Farming: Most farms are located on the sunnier and warmer south-facing slopes. The traditional pattern of farming is a type of dairy farming called transhumance. This is where animals are moved according to the season. In the summer cattle are taken up to the high alp to graze which allows hay and other fodder crops to be grown on the flat land in the valley floor when the soils are at their deepest and most fertile. In winter the cattle return to th farm on the valley floor where they are kept in cattle sheds and stall fed the fodder crops which were grown in the summer. There has been many changes to the traditional way of farming. Cable cars installed for tourism are now being used to bring milk to co-operative dairies on the valley floor each day rather than farmers staying on the alp all summer and turning the milk into butter and cheese (longer lasting). Farmers also buy in additional feed stuffs so that their cattle can stay on the valley floor all year.
Forestry: coniferous forest cover many of the slopes especially north-facing ones. Wood, as a plentiful resource, has always been the main building material and winter fuel in the Alpine region. Most saw mills are located on the valley floor near rivers.

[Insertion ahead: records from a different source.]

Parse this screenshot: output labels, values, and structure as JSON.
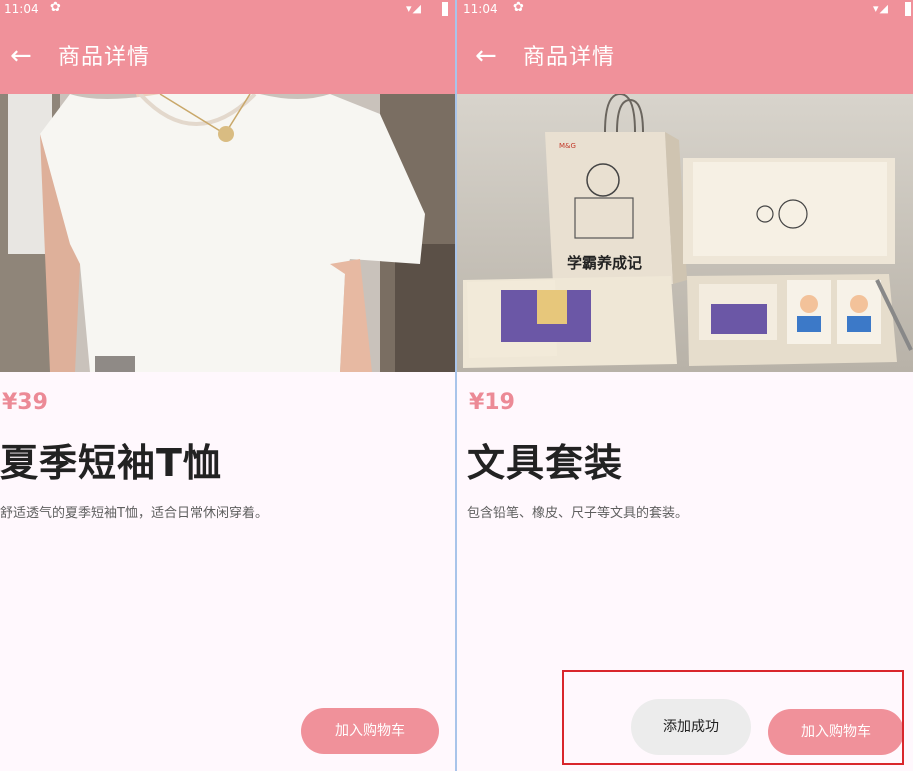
{
  "left": {
    "status_time": "11:04",
    "title": "商品详情",
    "price": "¥39",
    "name": "夏季短袖T恤",
    "description": "舒适透气的夏季短袖T恤，适合日常休闲穿着。",
    "cart_button": "加入购物车"
  },
  "right": {
    "status_time": "11:04",
    "title": "商品详情",
    "price": "¥19",
    "name": "文具套装",
    "description": "包含铅笔、橡皮、尺子等文具的套装。",
    "cart_button": "加入购物车",
    "toast": "添加成功",
    "box_logo": "M&G",
    "box_text": "学霸养成记"
  },
  "colors": {
    "accent": "#f0919a",
    "price": "#ec8a96",
    "highlight": "#d9262c"
  },
  "icons": {
    "back": "arrow-left-icon",
    "settings": "gear-icon",
    "wifi": "wifi-icon",
    "signal": "signal-icon",
    "battery": "battery-icon"
  }
}
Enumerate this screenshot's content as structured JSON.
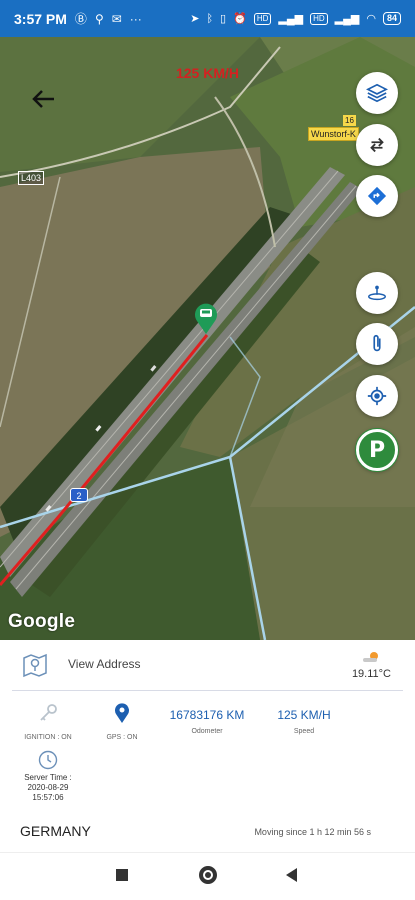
{
  "statusbar": {
    "time": "3:57 PM",
    "left_icons": [
      "bold-b-icon",
      "location-pin-icon",
      "mail-icon",
      "more-dots-icon"
    ],
    "right_icons": [
      "navigation-icon",
      "bluetooth-icon",
      "vibrate-icon",
      "alarm-icon",
      "hd-icon",
      "signal-icon",
      "signal-icon",
      "wifi-icon",
      "battery-icon"
    ],
    "hd1": "HD",
    "hd2": "HD",
    "battery": "84"
  },
  "map": {
    "speed_overlay": "125 KM/H",
    "road_l403": "L403",
    "road_16": "16",
    "road_wunstorf": "Wunstorf-K",
    "route_badge": "2",
    "google_logo": "Google",
    "fab_icons": [
      "layers-icon",
      "swap-icon",
      "directions-icon",
      "geofence-icon",
      "attachment-icon",
      "locate-icon",
      "parking-icon"
    ],
    "parking_label": "P"
  },
  "panel": {
    "view_address": "View Address",
    "temperature": "19.11°C",
    "ignition": {
      "label": "IGNITION : ON"
    },
    "gps": {
      "label": "GPS : ON"
    },
    "odometer": {
      "value": "16783176 KM",
      "label": "Odometer"
    },
    "speed": {
      "value": "125 KM/H",
      "label": "Speed"
    },
    "server_time": {
      "label": "Server Time :",
      "date": "2020-08-29",
      "time": "15:57:06"
    },
    "country": "GERMANY",
    "moving": "Moving since 1 h 12 min 56 s"
  },
  "colors": {
    "statusbar": "#1a6fc2",
    "accent": "#1d5fb0",
    "route": "#e02020",
    "parking": "#2e8b3c"
  }
}
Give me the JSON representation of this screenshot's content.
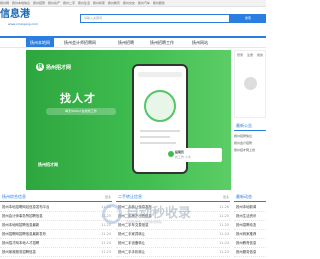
{
  "topbar": {
    "links": [
      "扬州网",
      "扬州本地信息",
      "扬州招聘",
      "扬州房产",
      "扬州二手",
      "扬州生活",
      "扬州商家",
      "扬州教育",
      "扬州交友",
      "扬州汽车",
      "扬州服务"
    ]
  },
  "header": {
    "logo_text": "信息港",
    "logo_sub": "www.xinxigang.com",
    "search_placeholder": "请输入关键词",
    "search_button": "搜索"
  },
  "nav": {
    "items": [
      "扬州本地网",
      "扬州会计师招聘网",
      "扬州招聘",
      "扬州招聘工作",
      "扬州网站"
    ]
  },
  "banner": {
    "brand_badge": "快",
    "brand": "扬州招才网",
    "title": "找人才",
    "subtitle": "每天5000人在线找工作",
    "logo2": "扬州招才网",
    "card_title": "投简历",
    "card_sub": "找工作·人才"
  },
  "login_panel": {
    "tabs": [
      "登录",
      "注册",
      "我的"
    ]
  },
  "notice": {
    "title": "最新公告",
    "items": [
      "扬州招聘信息",
      "扬州会计招聘",
      "扬州招才网上线"
    ]
  },
  "sections": [
    {
      "title": "扬州综合信息",
      "more": "更多",
      "rows": [
        {
          "text": "扬州本地招聘网站信息发布平台",
          "date": "11-26"
        },
        {
          "text": "扬州会计师事务所招聘信息",
          "date": "11-25"
        },
        {
          "text": "扬州本地网招聘信息最新",
          "date": "11-25"
        },
        {
          "text": "扬州招聘网招聘信息最新发布",
          "date": "11-24"
        },
        {
          "text": "扬州招才网本地人才招聘",
          "date": "11-24"
        },
        {
          "text": "扬州家政服务招聘信息",
          "date": "11-23"
        }
      ]
    },
    {
      "title": "二手转让信息",
      "more": "更多",
      "rows": [
        {
          "text": "扬州二手转让信息发布",
          "date": "11-26"
        },
        {
          "text": "扬州二手房产出售信息",
          "date": "11-25"
        },
        {
          "text": "扬州二手车交易信息",
          "date": "11-25"
        },
        {
          "text": "扬州二手家具转让",
          "date": "11-24"
        },
        {
          "text": "扬州二手设备转让",
          "date": "11-24"
        },
        {
          "text": "扬州二手手机转让",
          "date": "11-23"
        }
      ]
    },
    {
      "title": "最新动态",
      "more": "更多",
      "rows": [
        {
          "text": "扬州本地新闻",
          "date": ""
        },
        {
          "text": "扬州生活资讯",
          "date": ""
        },
        {
          "text": "扬州招聘动态",
          "date": ""
        },
        {
          "text": "扬州商家推荐",
          "date": ""
        },
        {
          "text": "扬州教育信息",
          "date": ""
        },
        {
          "text": "扬州服务信息",
          "date": ""
        }
      ]
    }
  ],
  "watermark": {
    "title": "自动秒收录",
    "sub": "自动秒收录 · 自动收录网站"
  }
}
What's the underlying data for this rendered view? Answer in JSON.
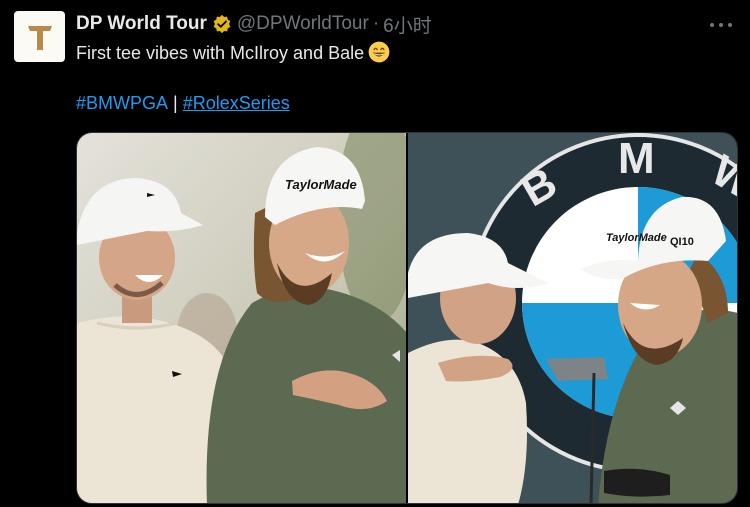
{
  "account": {
    "name": "DP World Tour",
    "handle": "@DPWorldTour",
    "separator": "·",
    "time": "6小时",
    "avatar_letter": "T",
    "verified_color": "#e2b719"
  },
  "tweet": {
    "text": "First tee vibes with McIlroy and Bale",
    "emoji": "grinning-face-emoji",
    "hashtags": [
      "#BMWPGA",
      "#RolexSeries"
    ],
    "hashtag_separator": "|",
    "link_color": "#1d9bf0"
  },
  "media": {
    "left_photo": {
      "cap_logo_text": "TaylorMade",
      "description_icon": "golfers-photo"
    },
    "right_photo": {
      "sign_letters": [
        "B",
        "M",
        "W"
      ],
      "cap_logo_text": "TaylorMade",
      "cap_side_text": "QI10"
    }
  }
}
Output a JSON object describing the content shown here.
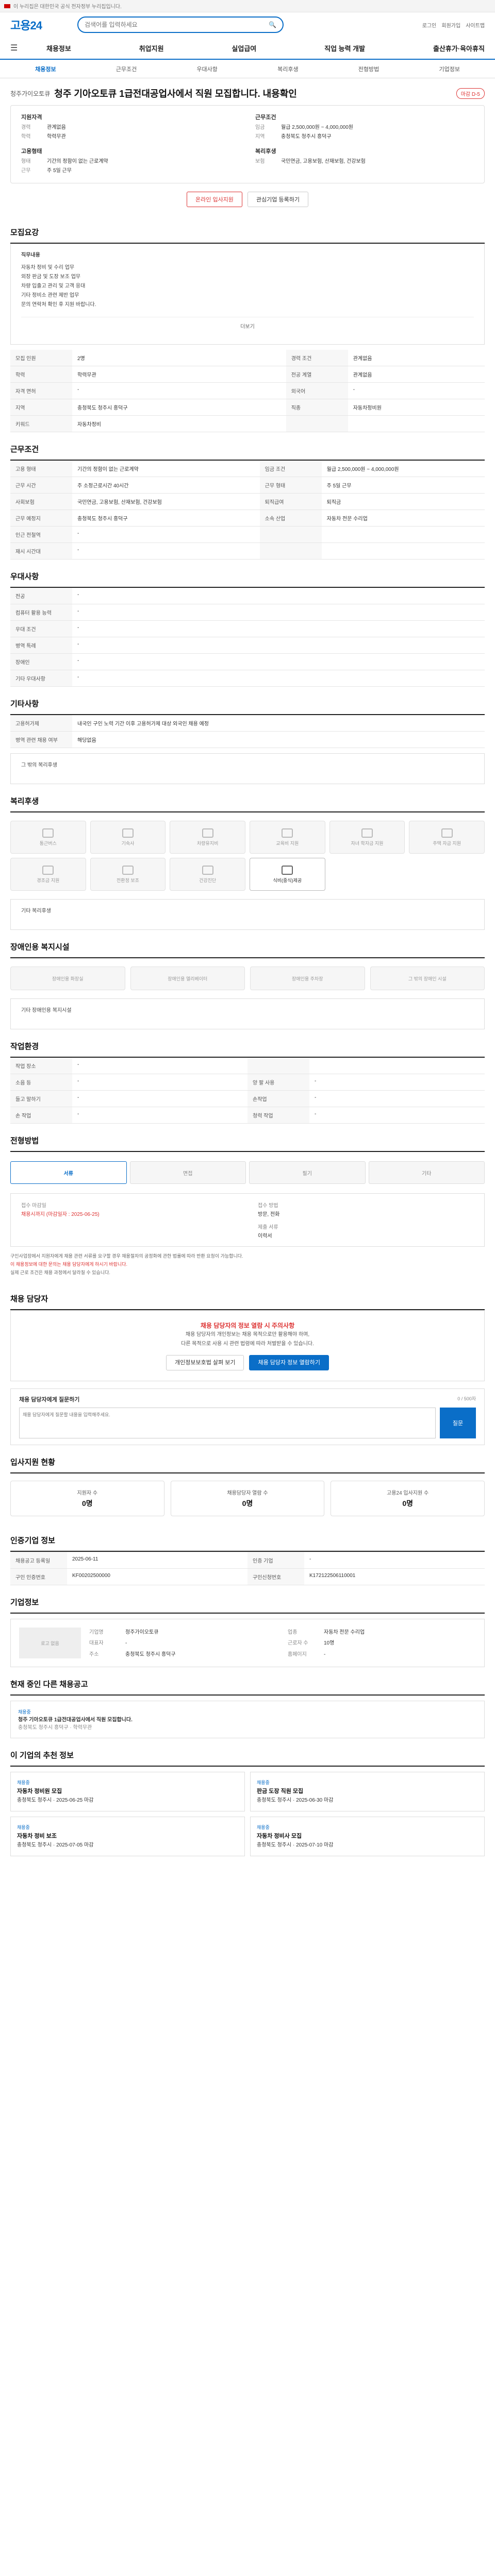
{
  "topbar": {
    "notice": "이 누리집은 대한민국 공식 전자정부 누리집입니다."
  },
  "header": {
    "logo": "고용24",
    "search_placeholder": "검색어를 입력하세요",
    "util": [
      "로그인",
      "회원가입",
      "사이트맵"
    ]
  },
  "gnb": [
    "채용정보",
    "취업지원",
    "실업급여",
    "직업 능력 개발",
    "출산휴가·육아휴직"
  ],
  "subtabs": [
    "채용정보",
    "근무조건",
    "우대사항",
    "복리후생",
    "전형방법",
    "기업정보"
  ],
  "job": {
    "company": "청주가이오토큐",
    "title": "청주 기아오토큐 1급전대공업사에서 직원 모집합니다. 내용확인",
    "status": "마감 D-5",
    "summary": {
      "qual_title": "지원자격",
      "qual": [
        {
          "k": "경력",
          "v": "관계없음"
        },
        {
          "k": "학력",
          "v": "학력무관"
        }
      ],
      "cond_title": "근무조건",
      "cond": [
        {
          "k": "임금",
          "v": "월급 2,500,000원 ~ 4,000,000원"
        },
        {
          "k": "지역",
          "v": "충청북도 청주시 흥덕구"
        }
      ],
      "corp_title": "고용형태",
      "corp": [
        {
          "k": "형태",
          "v": "기간의 정함이 없는 근로계약"
        },
        {
          "k": "근무",
          "v": "주 5일 근무"
        }
      ],
      "duty_title": "복리후생",
      "duty": [
        {
          "k": "보험",
          "v": "국민연금, 고용보험, 산재보험, 건강보험"
        }
      ]
    },
    "btn_apply": "온라인 입사지원",
    "btn_interest": "관심기업 등록하기"
  },
  "sections": {
    "recruit": "모집요강",
    "work": "근무조건",
    "pref": "우대사항",
    "etc": "기타사항",
    "welfare": "복리후생",
    "disability": "장애인용 복지시설",
    "env": "작업환경",
    "method": "전형방법",
    "contact": "채용 담당자",
    "status": "입사지원 현황",
    "reg": "인증기업 정보",
    "corp": "기업정보",
    "other": "현재 중인 다른 채용공고",
    "similar": "이 기업의 추천 정보"
  },
  "recruit_box": {
    "title": "직무내용",
    "lines": [
      "자동차 정비 및 수리 업무",
      "외장 판금 및 도장 보조 업무",
      "차량 입출고 관리 및 고객 응대",
      "기타 정비소 관련 제반 업무",
      "문의 연락처 확인 후 지원 바랍니다."
    ],
    "more": "더보기"
  },
  "recruit_table": [
    {
      "k": "모집 인원",
      "v": "2명",
      "k2": "경력 조건",
      "v2": "관계없음"
    },
    {
      "k": "학력",
      "v": "학력무관",
      "k2": "전공 계열",
      "v2": "관계없음"
    },
    {
      "k": "자격 면허",
      "v": "-",
      "k2": "외국어",
      "v2": "-"
    },
    {
      "k": "지역",
      "v": "충청북도 청주시 흥덕구",
      "k2": "직종",
      "v2": "자동차정비원"
    },
    {
      "k": "키워드",
      "v": "자동차정비",
      "k2": "",
      "v2": ""
    }
  ],
  "work_table": [
    {
      "k": "고용 형태",
      "v": "기간의 정함이 없는 근로계약",
      "k2": "임금 조건",
      "v2": "월급 2,500,000원 ~ 4,000,000원"
    },
    {
      "k": "근무 시간",
      "v": "주 소정근로시간 40시간",
      "k2": "근무 형태",
      "v2": "주 5일 근무"
    },
    {
      "k": "사회보험",
      "v": "국민연금, 고용보험, 산재보험, 건강보험",
      "k2": "퇴직급여",
      "v2": "퇴직금"
    },
    {
      "k": "근무 예정지",
      "v": "충청북도 청주시 흥덕구",
      "k2": "소속 산업",
      "v2": "자동차 전문 수리업"
    },
    {
      "k": "인근 전철역",
      "v": "-",
      "k2": "",
      "v2": ""
    },
    {
      "k": "재시 시간대",
      "v": "-",
      "k2": "",
      "v2": ""
    }
  ],
  "pref_table": [
    {
      "k": "전공",
      "v": "-"
    },
    {
      "k": "컴퓨터 활용 능력",
      "v": "-"
    },
    {
      "k": "우대 조건",
      "v": "-"
    },
    {
      "k": "병역 특례",
      "v": "-"
    },
    {
      "k": "장애인",
      "v": "-"
    },
    {
      "k": "기타 우대사항",
      "v": "-"
    }
  ],
  "etc_table": [
    {
      "k": "고용허가제",
      "v": "내국인 구인 노력 기간 이후 고용허가제 대상 외국인 채용 예정"
    },
    {
      "k": "병역 관련 채용 여부",
      "v": "해당없음"
    }
  ],
  "etc_note": "그 밖의 복리후생",
  "welfare_items": [
    "통근버스",
    "기숙사",
    "차량유지비",
    "교육비 지원",
    "자녀 학자금 지원",
    "주택 자금 지원",
    "경조금 지원",
    "전환정 보조",
    "건강진단",
    "식비(중식)제공"
  ],
  "welfare_on_index": 9,
  "welfare_note": "기타 복리후생",
  "disability_items": [
    "장애인용 화장실",
    "장애인용 엘리베이터",
    "장애인용 주차장",
    "그 밖의 장애인 시설"
  ],
  "disability_note": "기타 장애인용 복지시설",
  "env_table": [
    {
      "k": "작업 장소",
      "v": "-",
      "k2": "",
      "v2": ""
    },
    {
      "k": "소음 등",
      "v": "-",
      "k2": "양 팔 사용",
      "v2": "-"
    },
    {
      "k": "들고 말하기",
      "v": "-",
      "k2": "손작업",
      "v2": "-"
    },
    {
      "k": "손 작업",
      "v": "-",
      "k2": "청력 작업",
      "v2": "-"
    }
  ],
  "method_steps": [
    "서류",
    "면접",
    "필기",
    "기타"
  ],
  "apply": {
    "k1": "접수 마감일",
    "v1": "채용시까지 (마감일자 : 2025-06-25)",
    "k2": "접수 방법",
    "v2": "방문, 전화",
    "k3": "제출 서류",
    "v3": "이력서"
  },
  "apply_notes": [
    "구인사업장에서 지원자에게 채용 관련 서류를 요구할 경우 채용절차의 공정화에 관한 법률에 따라 반환 요청이 가능합니다.",
    "이 채용정보에 대한 문의는 채용 담당자에게 하시기 바랍니다.",
    "실제 근로 조건은 채용 과정에서 달라질 수 있습니다."
  ],
  "contact": {
    "title": "채용 담당자의 정보 열람 시 주의사항",
    "lines": [
      "채용 담당자의 개인정보는 채용 목적으로만 활용해야 하며,",
      "다른 목적으로 사용 시 관련 법령에 따라 처벌받을 수 있습니다."
    ],
    "btn1": "개인정보보호법 살펴 보기",
    "btn2": "채용 담당자 정보 열람하기"
  },
  "qa": {
    "title": "채용 담당자에게 질문하기",
    "right": "0 / 500자",
    "placeholder": "채용 담당자에게 질문할 내용을 입력해주세요.",
    "send": "질문"
  },
  "stats": [
    {
      "k": "지원자 수",
      "v": "0명"
    },
    {
      "k": "채용담당자 열람 수",
      "v": "0명"
    },
    {
      "k": "고용24 입사지원 수",
      "v": "0명"
    }
  ],
  "reg_table": [
    {
      "k": "채용공고 등록일",
      "v": "2025-06-11"
    },
    {
      "k": "인증 기업",
      "v": "-"
    },
    {
      "k": "구인 인증번호",
      "v": "KF00202500000"
    },
    {
      "k": "구인신청번호",
      "v": "K172122506110001"
    }
  ],
  "corp": {
    "logo_text": "로고 없음",
    "fields": [
      {
        "k": "기업명",
        "v": "청주가이오토큐"
      },
      {
        "k": "업종",
        "v": "자동차 전문 수리업"
      },
      {
        "k": "대표자",
        "v": "-"
      },
      {
        "k": "근로자 수",
        "v": "10명"
      },
      {
        "k": "주소",
        "v": "충청북도 청주시 흥덕구"
      },
      {
        "k": "홈페이지",
        "v": "-"
      }
    ]
  },
  "other_job": {
    "tag": "채용중",
    "title": "청주 기아오토큐 1급전대공업사에서 직원 모집합니다.",
    "sub": "충청북도 청주시 흥덕구 · 학력무관"
  },
  "similar_jobs": [
    {
      "tag": "채용중",
      "title": "자동차 정비원 모집",
      "meta": "충청북도 청주시 · 2025-06-25 마감"
    },
    {
      "tag": "채용중",
      "title": "판금 도장 직원 모집",
      "meta": "충청북도 청주시 · 2025-06-30 마감"
    },
    {
      "tag": "채용중",
      "title": "자동차 정비 보조",
      "meta": "충청북도 청주시 · 2025-07-05 마감"
    },
    {
      "tag": "채용중",
      "title": "자동차 정비사 모집",
      "meta": "충청북도 청주시 · 2025-07-10 마감"
    }
  ]
}
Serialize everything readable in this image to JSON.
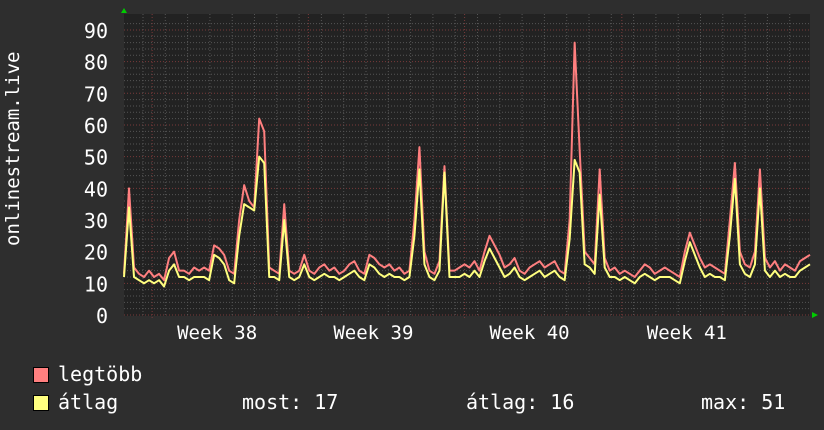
{
  "chart_data": {
    "type": "line",
    "ylabel": "onlinestream.live",
    "ylim": [
      0,
      95
    ],
    "yticks": [
      0,
      10,
      20,
      30,
      40,
      50,
      60,
      70,
      80,
      90
    ],
    "xlim": [
      0,
      137
    ],
    "xticks": [
      {
        "label": "Week 38",
        "at": 18.6
      },
      {
        "label": "Week 39",
        "at": 49.8
      },
      {
        "label": "Week 40",
        "at": 81
      },
      {
        "label": "Week 41",
        "at": 112.4
      }
    ],
    "grid": true,
    "series": [
      {
        "name": "legtöbb",
        "color": "#ff7f7f",
        "values": [
          13,
          40,
          15,
          13,
          12,
          14,
          12,
          13,
          11,
          18,
          20,
          14,
          14,
          13,
          15,
          14,
          15,
          14,
          22,
          21,
          19,
          14,
          13,
          30,
          41,
          36,
          34,
          62,
          58,
          15,
          14,
          13,
          35,
          14,
          13,
          14,
          19,
          14,
          13,
          15,
          16,
          14,
          15,
          13,
          14,
          16,
          17,
          14,
          13,
          19,
          18,
          16,
          15,
          16,
          14,
          15,
          13,
          14,
          30,
          53,
          20,
          14,
          13,
          17,
          47,
          14,
          14,
          15,
          16,
          15,
          17,
          14,
          20,
          25,
          22,
          19,
          15,
          16,
          18,
          14,
          13,
          15,
          16,
          17,
          15,
          16,
          17,
          14,
          13,
          30,
          86,
          52,
          20,
          18,
          16,
          46,
          18,
          14,
          15,
          13,
          14,
          13,
          12,
          14,
          16,
          15,
          13,
          14,
          15,
          14,
          13,
          12,
          20,
          26,
          22,
          18,
          15,
          16,
          15,
          14,
          13,
          30,
          48,
          20,
          16,
          15,
          20,
          46,
          18,
          15,
          17,
          14,
          16,
          15,
          14,
          17,
          18,
          19
        ]
      },
      {
        "name": "átlag",
        "color": "#ffff7f",
        "values": [
          12,
          34,
          12,
          11,
          10,
          11,
          10,
          11,
          9,
          14,
          16,
          12,
          12,
          11,
          12,
          12,
          12,
          11,
          19,
          18,
          16,
          11,
          10,
          25,
          35,
          34,
          33,
          50,
          48,
          12,
          12,
          11,
          30,
          12,
          11,
          12,
          16,
          12,
          11,
          12,
          13,
          12,
          12,
          11,
          12,
          13,
          14,
          12,
          11,
          16,
          15,
          13,
          12,
          13,
          12,
          12,
          11,
          12,
          25,
          46,
          16,
          12,
          11,
          14,
          45,
          12,
          12,
          12,
          13,
          12,
          14,
          12,
          17,
          21,
          18,
          15,
          12,
          13,
          15,
          12,
          11,
          12,
          13,
          14,
          12,
          13,
          14,
          12,
          11,
          24,
          49,
          45,
          16,
          15,
          13,
          38,
          15,
          12,
          12,
          11,
          12,
          11,
          10,
          12,
          13,
          12,
          11,
          12,
          12,
          12,
          11,
          10,
          17,
          23,
          19,
          15,
          12,
          13,
          12,
          12,
          11,
          25,
          43,
          16,
          13,
          12,
          16,
          40,
          14,
          12,
          14,
          12,
          13,
          12,
          12,
          14,
          15,
          16
        ]
      }
    ]
  },
  "legend": {
    "items": [
      {
        "label": "legtöbb",
        "color": "#ff7f7f"
      },
      {
        "label": "átlag",
        "color": "#ffff7f"
      }
    ],
    "stats": {
      "now": "most: 17",
      "avg": "átlag: 16",
      "max": "max: 51"
    }
  }
}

Tourism: the Alps have physical advantages for tourism all year round. In summer walkers and climbers are attracted to the stunning scenery in the area. Theree are large glacial lakes on the valley floors and beautiful scenery with snow-capped peaks. Examples of main summer resorts are Interlaken and Lake Garda. In winter the snow attracts skiiers to the area. Weather conditions are perfect as in between the days of heavy snowfall are many sunny, crisp and clear days. The flatter land on the high level alp allow for easy building of hotels, restaurants, ski lifts and other facilties. Steep sided slopes above the resorts are perfect for skiing amid great mountain views. However, there is a concern that the Alpine winters are warming up and becoming less snowy.
How have humans adapted to living in the Alps?
- Farmers have adapted their practise to working in fold mountains by diversifying their techniques and using technology to move away from transhumance. As the valleys get more built up through tourism, the space available to farmers decreases so they have to design new methods of farming, such as introducing vineyards or providing campsites for tourists to help boost their income.
- As the countries are rich problems like communication and transport have been overcome. Modern road tunnels e.g. Mont Blanc, St Bernard have replaced old routes over high passes. Many electrified railways link the Alps to cities; rail tunnels under the Alps include the Brenner and St Bernard. Mountain cog railways, cable cars and ski lifts link the valley floor to high level benches and ski slopes above them.
- The greater overall usage of the Alps has meant that communication links, e.g. roads, has been improved making it easier to move around the Alps and ensure people can live and work more effectively. Even ski lifts and cable cars can be used to move around both people and also farmers’ animals.
- Locals have developed new ways of supporting tourism from building new resorts to offering different types of activities in the summer and winter, all to try and encourage people to visit the area. This provides jobs year round and a considerable income for the area.
- Energy companies have used the steep sided valleys to build dams, reservoirs and HEP plants to provide energy, using the regions natural landscape to provide more renewable forms of energy.
- Industry uses natural resources, particularly trees, to provide wood for a variety of uses. Deforested trees are replanted to preserve the resource and in doing so, long term employment is provided.